The acting found on the show is stellar, which is expected from the names on this cast list. While some may find it hard to adjust to Joe Alwyn’s performance as Nick, it helps to keep in mind that his character is intended to be a stoic, more reserved individual. The script’s limitations keep actors confined to their character’s key personality traits (e.g. introverted or extroverted), which they all do quite well. There is a particular nuance to Melissa and Bobbi even if these two are seen through Frances’ filtered lens. While Melissa does not become a martyr in the brief moment viewers see her, Bobbi also is not just the girl everyone likes as well.
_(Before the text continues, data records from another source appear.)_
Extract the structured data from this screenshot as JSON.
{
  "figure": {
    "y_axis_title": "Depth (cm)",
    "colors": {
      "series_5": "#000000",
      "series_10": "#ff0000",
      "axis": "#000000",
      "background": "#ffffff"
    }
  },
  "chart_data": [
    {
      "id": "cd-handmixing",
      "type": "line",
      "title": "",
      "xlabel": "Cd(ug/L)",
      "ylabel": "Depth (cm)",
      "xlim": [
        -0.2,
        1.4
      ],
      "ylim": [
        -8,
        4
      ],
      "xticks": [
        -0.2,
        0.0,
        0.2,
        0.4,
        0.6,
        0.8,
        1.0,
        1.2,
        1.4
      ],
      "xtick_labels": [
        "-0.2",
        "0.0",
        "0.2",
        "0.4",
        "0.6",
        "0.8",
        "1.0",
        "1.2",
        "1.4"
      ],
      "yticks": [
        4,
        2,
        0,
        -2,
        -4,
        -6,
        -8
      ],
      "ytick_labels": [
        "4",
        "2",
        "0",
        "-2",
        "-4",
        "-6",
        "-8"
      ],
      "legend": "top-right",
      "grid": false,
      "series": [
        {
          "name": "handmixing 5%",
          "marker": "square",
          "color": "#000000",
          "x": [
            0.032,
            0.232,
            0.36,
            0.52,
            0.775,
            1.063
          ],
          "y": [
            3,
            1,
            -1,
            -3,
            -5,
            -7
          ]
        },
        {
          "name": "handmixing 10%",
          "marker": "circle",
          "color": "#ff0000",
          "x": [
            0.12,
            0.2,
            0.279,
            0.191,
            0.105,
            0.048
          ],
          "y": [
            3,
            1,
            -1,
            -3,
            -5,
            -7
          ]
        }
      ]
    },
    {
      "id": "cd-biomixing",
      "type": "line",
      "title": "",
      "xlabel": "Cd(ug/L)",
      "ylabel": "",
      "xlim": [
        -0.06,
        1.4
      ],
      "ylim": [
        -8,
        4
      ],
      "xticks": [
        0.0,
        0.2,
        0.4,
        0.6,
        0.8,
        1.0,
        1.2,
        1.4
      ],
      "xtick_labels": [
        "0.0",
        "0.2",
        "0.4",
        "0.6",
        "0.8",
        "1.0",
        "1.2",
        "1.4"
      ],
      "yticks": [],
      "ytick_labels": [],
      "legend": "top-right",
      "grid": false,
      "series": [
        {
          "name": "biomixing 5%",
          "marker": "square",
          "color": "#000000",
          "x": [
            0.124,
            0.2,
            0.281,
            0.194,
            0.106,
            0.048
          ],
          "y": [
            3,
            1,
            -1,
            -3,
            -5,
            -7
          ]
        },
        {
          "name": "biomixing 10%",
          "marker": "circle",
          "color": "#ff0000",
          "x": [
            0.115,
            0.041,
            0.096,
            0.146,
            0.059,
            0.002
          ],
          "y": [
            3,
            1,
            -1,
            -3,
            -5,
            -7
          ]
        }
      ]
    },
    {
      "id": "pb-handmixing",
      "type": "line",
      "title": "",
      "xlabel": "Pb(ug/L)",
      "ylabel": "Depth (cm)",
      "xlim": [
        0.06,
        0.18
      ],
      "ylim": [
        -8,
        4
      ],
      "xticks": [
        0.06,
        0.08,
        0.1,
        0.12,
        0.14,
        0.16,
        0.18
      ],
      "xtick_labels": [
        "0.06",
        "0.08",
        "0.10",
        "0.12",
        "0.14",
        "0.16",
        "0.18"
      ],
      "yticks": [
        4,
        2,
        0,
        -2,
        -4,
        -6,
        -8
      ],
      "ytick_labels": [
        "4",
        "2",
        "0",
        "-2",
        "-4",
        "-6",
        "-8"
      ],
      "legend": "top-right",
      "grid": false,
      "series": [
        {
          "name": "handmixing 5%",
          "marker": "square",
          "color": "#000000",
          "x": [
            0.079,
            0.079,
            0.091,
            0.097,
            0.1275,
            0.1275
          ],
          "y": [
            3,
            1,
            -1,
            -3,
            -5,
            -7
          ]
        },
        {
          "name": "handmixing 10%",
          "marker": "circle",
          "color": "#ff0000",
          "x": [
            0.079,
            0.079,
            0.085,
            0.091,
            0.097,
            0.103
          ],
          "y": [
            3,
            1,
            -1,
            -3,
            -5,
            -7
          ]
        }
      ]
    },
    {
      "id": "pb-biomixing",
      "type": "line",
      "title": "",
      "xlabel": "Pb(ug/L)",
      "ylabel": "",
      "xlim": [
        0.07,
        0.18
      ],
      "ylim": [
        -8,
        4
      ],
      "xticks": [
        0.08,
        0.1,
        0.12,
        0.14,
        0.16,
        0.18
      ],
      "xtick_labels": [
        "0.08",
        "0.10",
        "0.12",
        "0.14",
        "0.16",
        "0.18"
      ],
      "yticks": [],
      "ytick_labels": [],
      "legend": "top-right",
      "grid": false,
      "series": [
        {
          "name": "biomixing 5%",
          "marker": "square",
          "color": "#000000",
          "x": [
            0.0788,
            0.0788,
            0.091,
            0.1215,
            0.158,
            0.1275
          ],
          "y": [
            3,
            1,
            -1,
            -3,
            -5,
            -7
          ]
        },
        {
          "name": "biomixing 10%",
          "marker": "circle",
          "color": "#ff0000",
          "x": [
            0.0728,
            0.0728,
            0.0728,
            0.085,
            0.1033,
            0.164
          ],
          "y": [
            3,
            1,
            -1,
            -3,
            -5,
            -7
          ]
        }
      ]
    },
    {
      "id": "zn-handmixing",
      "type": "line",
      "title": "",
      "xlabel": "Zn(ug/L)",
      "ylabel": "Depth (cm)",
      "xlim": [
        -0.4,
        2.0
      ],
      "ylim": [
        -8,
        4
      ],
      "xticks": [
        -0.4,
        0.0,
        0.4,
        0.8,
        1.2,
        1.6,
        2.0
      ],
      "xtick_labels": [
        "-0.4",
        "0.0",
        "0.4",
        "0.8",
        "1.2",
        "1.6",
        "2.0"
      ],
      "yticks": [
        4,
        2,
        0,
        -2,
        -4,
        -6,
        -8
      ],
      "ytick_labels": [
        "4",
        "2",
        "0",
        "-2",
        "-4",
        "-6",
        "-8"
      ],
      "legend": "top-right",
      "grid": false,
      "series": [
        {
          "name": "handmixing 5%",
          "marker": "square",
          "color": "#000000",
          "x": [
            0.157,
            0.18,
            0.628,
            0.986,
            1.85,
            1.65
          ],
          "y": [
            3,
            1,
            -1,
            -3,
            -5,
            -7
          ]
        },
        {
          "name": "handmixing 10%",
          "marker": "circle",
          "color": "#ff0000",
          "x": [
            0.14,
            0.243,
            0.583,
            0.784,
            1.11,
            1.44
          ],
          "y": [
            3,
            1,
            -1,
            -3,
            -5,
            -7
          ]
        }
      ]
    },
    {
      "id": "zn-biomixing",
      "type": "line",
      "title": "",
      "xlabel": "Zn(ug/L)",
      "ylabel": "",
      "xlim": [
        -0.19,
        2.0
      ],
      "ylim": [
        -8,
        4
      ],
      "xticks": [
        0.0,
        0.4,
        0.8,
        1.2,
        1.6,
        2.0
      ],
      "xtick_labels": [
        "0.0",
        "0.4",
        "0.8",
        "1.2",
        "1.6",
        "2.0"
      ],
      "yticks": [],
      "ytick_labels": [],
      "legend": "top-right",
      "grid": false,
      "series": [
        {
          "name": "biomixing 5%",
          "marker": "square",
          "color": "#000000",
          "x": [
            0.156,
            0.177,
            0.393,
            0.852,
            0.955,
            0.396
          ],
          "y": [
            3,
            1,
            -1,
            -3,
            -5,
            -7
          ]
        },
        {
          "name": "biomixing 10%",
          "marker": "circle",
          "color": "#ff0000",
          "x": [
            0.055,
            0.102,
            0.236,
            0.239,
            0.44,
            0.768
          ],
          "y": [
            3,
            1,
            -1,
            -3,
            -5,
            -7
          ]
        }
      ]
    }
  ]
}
Unfortunately, Conversations with Friends will be unable to escape the comparisons to its predecessor, Normal People. Fans of the previous series would potentially find Conversations with Friends to be lackluster. This miniseries is about the relationships between the characters and how they shift between changing dynamics, and in twelve brief episodes only so much can be shown. Perhaps this happens to be one of the limits of trendy miniseries; they are forced to put so much into a short amount of time frame, leading to scripts that lack full plot and character development in favor of having everything told.

Conversations with Friends falls victim to this, thus becoming quite bland, slow, and repetitive at times in favor of an isolating shot. It can be painstaking at times, but one way of looking at it is that it is indicative of the moments when one looks back at their own youth. Some moments end up being quite awkward, or some pretty cringe-worthy decisions influenced by other people or the current circumstances of life.

All twelve episodes of Conversations with Friends were released on May 15, 2022.